Não é um pobre que julga a minha riqueza e me corta o acesso dum gozo sem problemas. É quem me divide em mim mesmo. O que não se suporta é a traição do semelhante, a inesperada condenação dos que não deviam enganar-se a nosso respeito.

Quando a diferença de classes se torna sintoma de um crime original, nenhuma diferença está livre de ser julgada. Por isso, a situação é a dum impasse, dum apelo silencioso à amnistia geral do tempo e da opinião.

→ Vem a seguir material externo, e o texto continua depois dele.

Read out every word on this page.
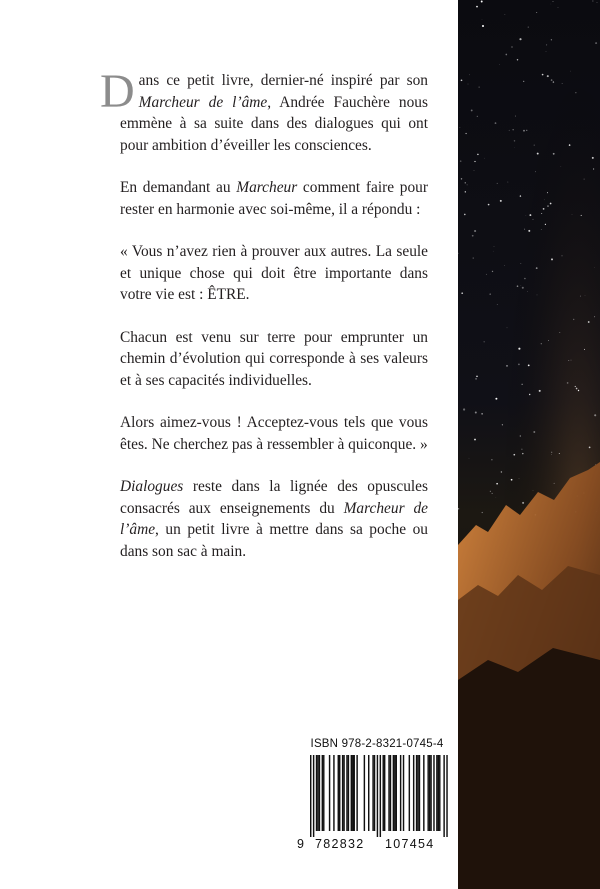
Dans ce petit livre, dernier-né inspiré par son Marcheur de l’âme, Andrée Fauchère nous emmène à sa suite dans des dialogues qui ont pour ambition d’éveiller les consciences.

En demandant au Marcheur comment faire pour rester en harmonie avec soi-même, il a répondu :

« Vous n’avez rien à prouver aux autres. La seule et unique chose qui doit être importante dans votre vie est : ÊTRE.

Chacun est venu sur terre pour emprunter un chemin d’évolution qui corresponde à ses valeurs et à ses capacités individuelles.

Alors aimez-vous ! Acceptez-vous tels que vous êtes. Ne cherchez pas à ressembler à quiconque. »

Dialogues reste dans la lignée des opuscules consacrés aux enseignements du Marcheur de l’âme, un petit livre à mettre dans sa poche ou dans son sac à main.

ISBN 978-2-8321-0745-4
9 782832 107454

A vida intra-muros só não tende a degradar-se por causa da divisão estratégica que restabelece o equilíbrio. Se a classe não respondesse, a muitas vozes, a esse desafio do complot com o exterior, não podia impedir a vitória do seu bárbaro. É fácil, além disso, acusar quem nos acusa de viver em contradição, e não há dúvida que o mais forte dos dois é o que escolheu o seu campo.

O revolucionário – não há outro que não seja este burguês de mal consigo, pois não? – nunca se separa completamente do mal que quer erradicar. A única via que lhe resta para o corte total é o sacrifício, e esse reverte a favor da cultura opressora. A suspeita turva o olhar de uns e outros, trazendo ao mundo o veneno preparado nas caves da misantropia.

Mas a insatisfação é grande consumidora de signos securizantes e de identidade social. E por aí a máquina económica é accionada no sentido da criação de maiores diferenças e dum materialismo sem alma.